By Katherine M. Gray, Crimson Staff Writer

Professor of Physics Nima Arkani-Hamed seeks to find new worlds, explore the far reaches of space, and to boldly go where no man has gone before—all from the confines of his office.

Arkani-Hamed recently made Popular Science’s “Brilliant 10” list in its October issue for his research on the idea that our universe may be only one of many “multiverses” and that additional dimensions may exist.

Arkani-Hamed’s favorite topic of discussion is the Large Hadron Collider (LHC) experiment, a 27-kilometer-long machine that will begin operation in 2007, combining two beams of particles at incredibly high speeds and energy and will help test his contributions to the multiverse hypothesis.

“This experiment is much more important than anything to do with me,” he said. “It’s really going to tell us something fundamental about the world.”

Physicists have tried for years to find the value of the cosmological constant, a number supposedly responsible for keeping particles in our universe stable. But scientists’ calculations always overshoot the actual value. For decades, the issue of how such a finely-tuned constant could exist has puzzled top scholars.

“If any constants of nature were a tiny bit different it would totally disturb the universe,” Arkani-Hamed explained. The theory of multiverses posits that there are many universes with different sets of natural laws—and cosmological constants. Some universes have tiny constants, while others have large constants corresponding to accelerating forces that result in uninhabitable, instable universes.

Arkani-Hamed said that different multiverses might have different, randomly set cosmological constants which would explain the existence of such a specific universal property.

He recently proposed a model for new physics, called split supersymmetry—which theorizes that half of all particles in the universe have partner particles. He said that if the results of the LHC experiment reveal split supersymmetry, “it would be a tremendous push in the direction of a multiverse.”

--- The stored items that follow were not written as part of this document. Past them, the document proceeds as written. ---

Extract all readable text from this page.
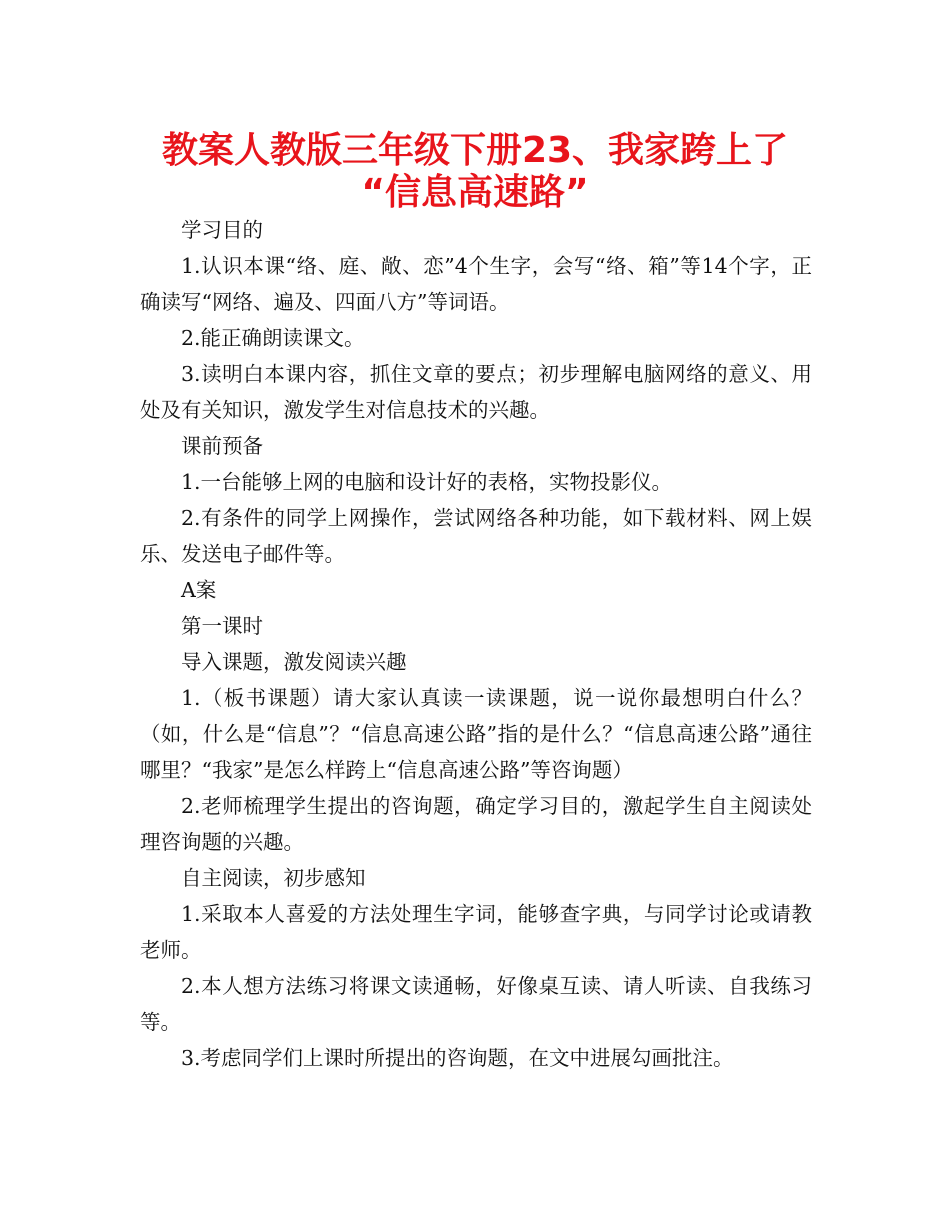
教案人教版三年级下册23、我家跨上了
“信息高速路”

学习目的

1.认识本课“络、庭、敞、恋”4个生字，会写“络、箱”等14个字，正确读写“网络、遍及、四面八方”等词语。

2.能正确朗读课文。

3.读明白本课内容，抓住文章的要点；初步理解电脑网络的意义、用处及有关知识，激发学生对信息技术的兴趣。

课前预备

1.一台能够上网的电脑和设计好的表格，实物投影仪。

2.有条件的同学上网操作，尝试网络各种功能，如下载材料、网上娱乐、发送电子邮件等。

A案

第一课时

导入课题，激发阅读兴趣

1.（板书课题）请大家认真读一读课题，说一说你最想明白什么？（如，什么是“信息”？“信息高速公路”指的是什么？“信息高速公路”通往哪里？“我家”是怎么样跨上“信息高速公路”等咨询题）

2.老师梳理学生提出的咨询题，确定学习目的，激起学生自主阅读处理咨询题的兴趣。

自主阅读，初步感知

1.采取本人喜爱的方法处理生字词，能够查字典，与同学讨论或请教老师。

2.本人想方法练习将课文读通畅，好像桌互读、请人听读、自我练习等。

3.考虑同学们上课时所提出的咨询题，在文中进展勾画批注。
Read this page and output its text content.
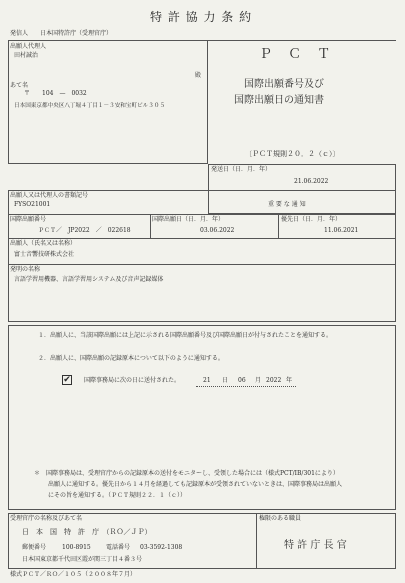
特 許 協 力 条 約
発信人 日本国特許庁（受理官庁）
出願人代理人
田村誠治
殿
あて名
〒 104　—　0032
日本国東京都中央区八丁堀４丁目１－３安和宝町ビル３０５
Ｐ Ｃ Ｔ
国際出願番号及び
国際出願日の通知書
〔ＰＣＴ規則２０．２（ｃ）〕
発送日（日．月．年）
21.06.2022
重 要 な 通 知
出願人又は代理人の書類記号
FYSO21001
国際出願番号
ＰＣＴ／　JP2022　／　022618
国際出願日（日．月．年）
03.06.2022
優先日（日．月．年）
11.06.2021
出願人（氏名又は名称）
富士音響技研株式会社
発明の名称
言語学習用機器、言語学習用システム及び音声記録媒体
１．出願人に、当該国際出願には上記に示される国際出願番号及び国際出願日が付与されたことを通知する。
２．出願人に、国際出願の記録原本について以下のように通知する。
✔ 国際事務局に次の日に送付された。	21 日 06 月 2022 年
＊　国際事務局は、受理官庁からの記録原本の送付をモニターし、受領した場合には（様式PCT/IB/301により）
出願人に通知する。優先日から１４月を経過しても記録原本が受領されていないときは、国際事務局は出願人
にその旨を通知する。（ＰＣＴ規則２２．１（ｃ））
受理官庁の名称及びあて名
日　本　国　特　許　庁　（ＲＯ／ＪＰ）
郵便番号	100-8915	電話番号 03-3592-1308
日本国東京都千代田区霞が関三丁目４番３号
権限のある職員
特 許 庁 長 官
様式ＰＣＴ／ＲＯ／１０５（２００８年７月）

“Right now a lot of people are on the fence,” about the theory of a multiverse, Arkani-Hamed said. “I think if the LHC sees split super symmetry it’s over.”

In his other work, Arkani-Hamed has theorized that extra dimensions exist, in addition to the three dimensions of space and the fourth dimension of time. He reasoned that gravity only appears to be weaker than other forces—such as electromagnetism—because it is diluted over more space.

If gravity is not weaker than other forces, he said that the effects of string theory could be observed more directly through experimentation, which would put an end to physicists’ studying forces at shorter and shorter distances.

“The fundamental theory that unifies gravity with everything else would not take place at ultra short distances but right above our heads,” he said. He added that there may be gigantic extra dimensions of space if this is in fact true.

Mallinckrodt Professor of Physics Howard M. Georgi ’68 wrote in an e-mail that Arkani-Hamed’s work on split supersymmetry could be just as important as his research on large extra dimensions, but only time will tell. It is possible that the LHC will show evidence that Arkani-Hamed is correct about extra dimensions instead of split supersymmetry.

“Since we don’t know what is going to show up at the LHC, we don’t know what is going to be most important,” he wrote.